Ende letzter Woche hat die Kommission der Europäischen Union eine neue Klimastrategie vorgelegt. Wie immer ist sie damit dem Rat der Mitgliedsstaaten voraus, die ihre Positionen noch sortieren. Vier Aspekte fand ich bemerkenswert in der Strategie der Kommission.
Erstens: die EU rechnet nicht mehr mit einem Abkommen in Cancun auf COP16 im November/Dezember 2010.
Stattdessen heißt es:
In order to achieve this, we should first focus on the adoption of a balanced set of concrete, action-oriented decisions in Cancun at the end of 2010. This should be as comprehensive as possible, but given remaining differences among Parties, the EU must be ready to continue the work for the adoption of a legally binding agreement in South Africa in 2011.
Zweitens: die Kommission will ihre Rolle als Think Tank der Mitgliedsstaaten ernst nehmen und re Emissionsminderung weit über 2020 hinausdenken. Vermutlich – das sage ich jetzt mal so salopp – haben etliche Kommissions-MitarbeiterInnen auch die Fatzen dicke mit der Diskussion, ob und wann die EU von 20% auf 30% unkonditionale Emissions-Minderung im Jahr 2020 erhöhen soll… So kündigft die Strategie an:
The Commission will outline a pathway for the EU’s transition to a low carbon economy by 2050, to achieve the EU agreed objective to reduce emissions by 80-95%, as part of the developed countries’ contribution to reducing global emissions by at least 50% below 1990 levels in 20506. The EU is committed to a 20% emission reduction below 1990 levels in 2020, and to moving to 30% if the conditions are right. Ahead of the June European Council, the Commission will therefore prepare an analysis of what practical policies would be required to implement a 30% reduction.
Drittens benennt die Kommission nicht nur glasklar und ohne beschönigende Worte, wie weit die gegenwärtig von den Industrieländern auf den Tisch gelegten Reduktionsangebote noch von den wissenschaftlichen Anforderungen entfernt liegen. Sie benennt ebenso die Risiken, die mit der unkoordinierten Vergabe von internationalen Klima-Finanzen einhergehen könnten. Bezüglich der schon verprochenen 30 Mrd. US-Dollar “Fast-Start-Gelder” für die Jahre 2010-2012 schreibt sie:
Fast-start funding must be well targeted to different regions of the world in order to effectively build climate policy capacity, respond to developing countries’ needs and specific proposals and deliver environmental results where it is most needed.

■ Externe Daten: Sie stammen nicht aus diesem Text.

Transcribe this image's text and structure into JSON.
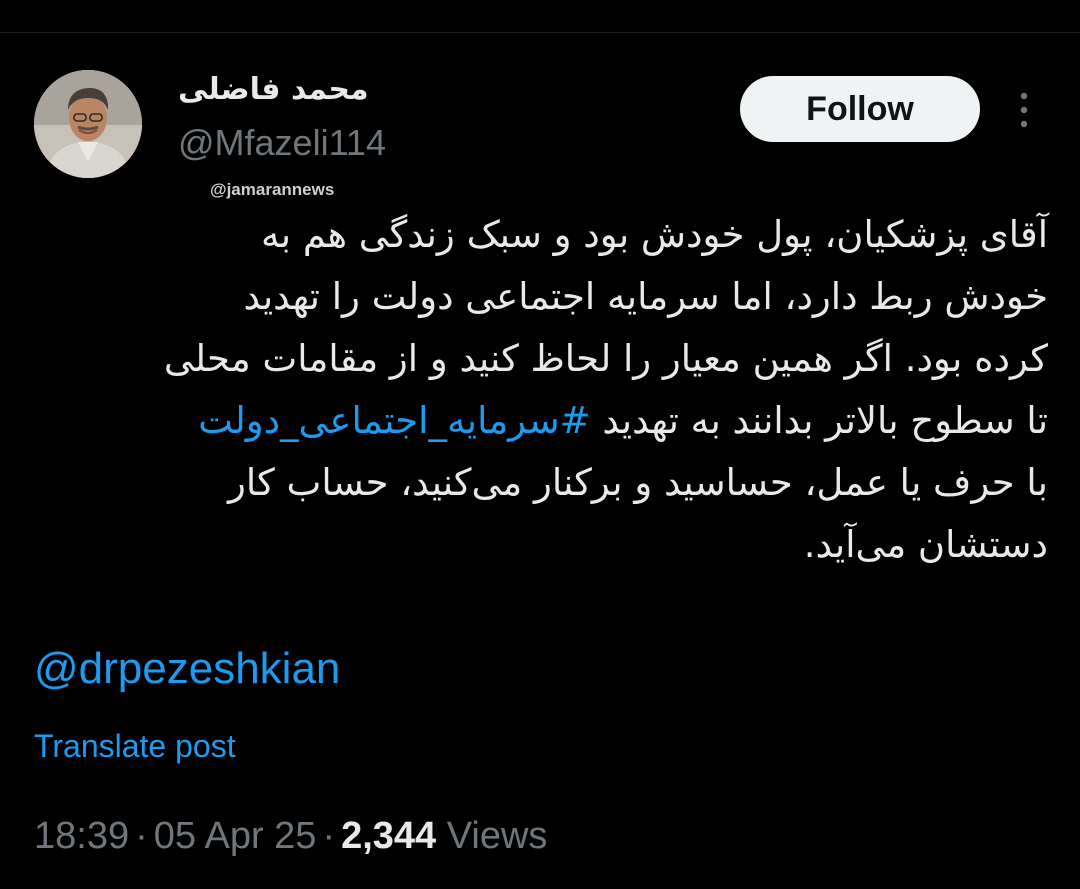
{
  "author": {
    "display_name": "محمد فاضلی",
    "handle": "@Mfazeli114"
  },
  "actions": {
    "follow_label": "Follow",
    "more_icon": "more-vertical-icon"
  },
  "watermark": "@jamarannews",
  "tweet": {
    "lines": [
      {
        "text": "آقای پزشکیان، پول خودش بود و سبک زندگی هم به"
      },
      {
        "text": "خودش ربط دارد، اما سرمایه اجتماعی دولت را تهدید"
      },
      {
        "text": "کرده بود. اگر همین معیار را لحاظ کنید و از مقامات محلی"
      },
      {
        "text": "تا سطوح بالاتر بدانند به تهدید ",
        "hashtag": "#سرمایه_اجتماعی_دولت"
      },
      {
        "text": "با حرف یا عمل، حساسید و برکنار می‌کنید، حساب کار"
      },
      {
        "text": "دستشان می‌آید."
      }
    ],
    "mention": "@drpezeshkian",
    "translate_label": "Translate post"
  },
  "meta": {
    "time": "18:39",
    "separator": "·",
    "date": "05 Apr 25",
    "views_count": "2,344",
    "views_label": "Views"
  },
  "colors": {
    "background": "#000000",
    "text": "#e7e9ea",
    "muted": "#71767b",
    "link": "#1d9bf0",
    "follow_bg": "#eff3f4"
  }
}
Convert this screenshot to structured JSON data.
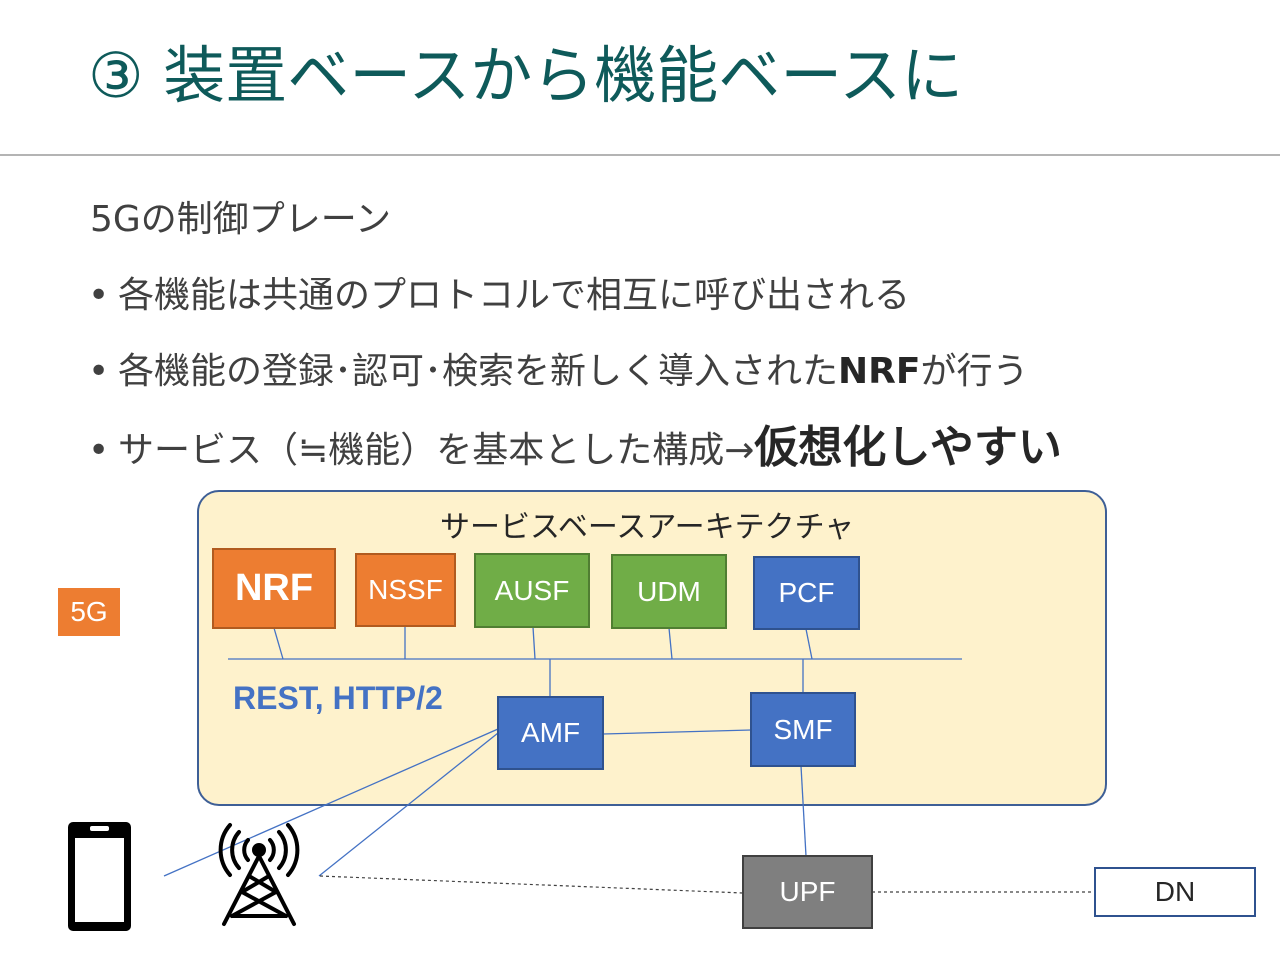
{
  "title": "③ 装置ベースから機能ベースに",
  "subtitle": "5Gの制御プレーン",
  "bullets": [
    {
      "text": "各機能は共通のプロトコルで相互に呼び出される"
    },
    {
      "prefix": "各機能の登録･認可･検索を新しく導入された",
      "bold": "NRF",
      "suffix": "が行う"
    },
    {
      "prefix": "サービス（≒機能）を基本とした構成→",
      "bold": "仮想化しやすい"
    }
  ],
  "bullet_char": "•",
  "side_label": "5G",
  "architecture": {
    "title": "サービスベースアーキテクチャ",
    "protocol_label": "REST, HTTP/2",
    "functions": {
      "nrf": "NRF",
      "nssf": "NSSF",
      "ausf": "AUSF",
      "udm": "UDM",
      "pcf": "PCF",
      "amf": "AMF",
      "smf": "SMF"
    }
  },
  "user_plane": {
    "upf": "UPF",
    "dn": "DN"
  },
  "icons": {
    "device": "smartphone-icon",
    "antenna": "cell-tower-icon"
  },
  "colors": {
    "title": "#0e5a5a",
    "orange": "#ed7d31",
    "green": "#70ad47",
    "blue": "#4472c4",
    "gray": "#7f7f7f",
    "panel": "#fef2cc"
  }
}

Auch die Gefahr, dass viele EU-Mitgliedsstaaten nicht anständige Ergebnisse liefern bei der Fast-Start-Finanzierung, scheint die Kommission zu wittern. Schließlich deutet im Fall Deutschland ja einiges daraufhin, dass die Bundesregierung neu versprochene Gelder in alten Schläuchen serviert (siehe unseren Blog dazu hier). Daher schlägt die Kommission ein Bündel von Maßnahmen vor: mit dem ECOFIN zusammenzuarbeiten, ein Capacity-Building Programm für EU-Länder aufzulegen sowie zweijährig einen Bericht von den Mitgliedsstaaten zur Umsetzung der Fast-Start-Gelder einzufordern – beginnend bereits im Mai 2010!
Gerechtigtfertigt ist die Vorsicht wie auch Hilfe zur Umsetzung der Klima-Finanzen alle Mal. Denn wenn die Industrieländer keine zusätzlichen und verläslichen Transfers liefern, und die Entwicklungs- und Schwellenländer schon vor Abschluss der Verhandlungen über ein zukünftiges Abkommen merken, dass weiterhin Versprechungen nicht eingehalten werden, dürften die internationalen Verhanldungen vollkommen garantiert.
Schließlich merkt die Kommission viertens an, dass es für den internationalen Emissionshandel bald fünf vor zwölf ist. Denn der bricht ein, wenn die Kyoto-Periode 2012 zu Ende geht und kein weitere Verpflichtungsperiode anschließt. Hier empfiehlt die Kommission:
In addition, the Clean Development Mechanism (CDM) will continue post-2012, but it must be reformed to improve its environmental integrity, effectiveness, efficiency, and governance. Over time it should increasingly focus on least developed countries. To ensure a coherent transition from project-based to sector-wide mechanisms, the EU should seek common ground with the US and other countries implementing cap-and-trade systems and generating demand for credits in a coordinated manner. A major goal for Cancun should be to anchor the improved and new carbon market mechanisms as means to reach ambitious mitigation objectives and generate financial flows to developing countries.
Dabei soll dann am europäischen Wesen die Welt genesen: die Richtlinien zur Verbindung von EU-Emissionshandel mit CDM und JI sollen die Qualitäts-Standards setzen für die Reform des internationalen Emissionshandels. Na, da sind wir mal alle gespannt!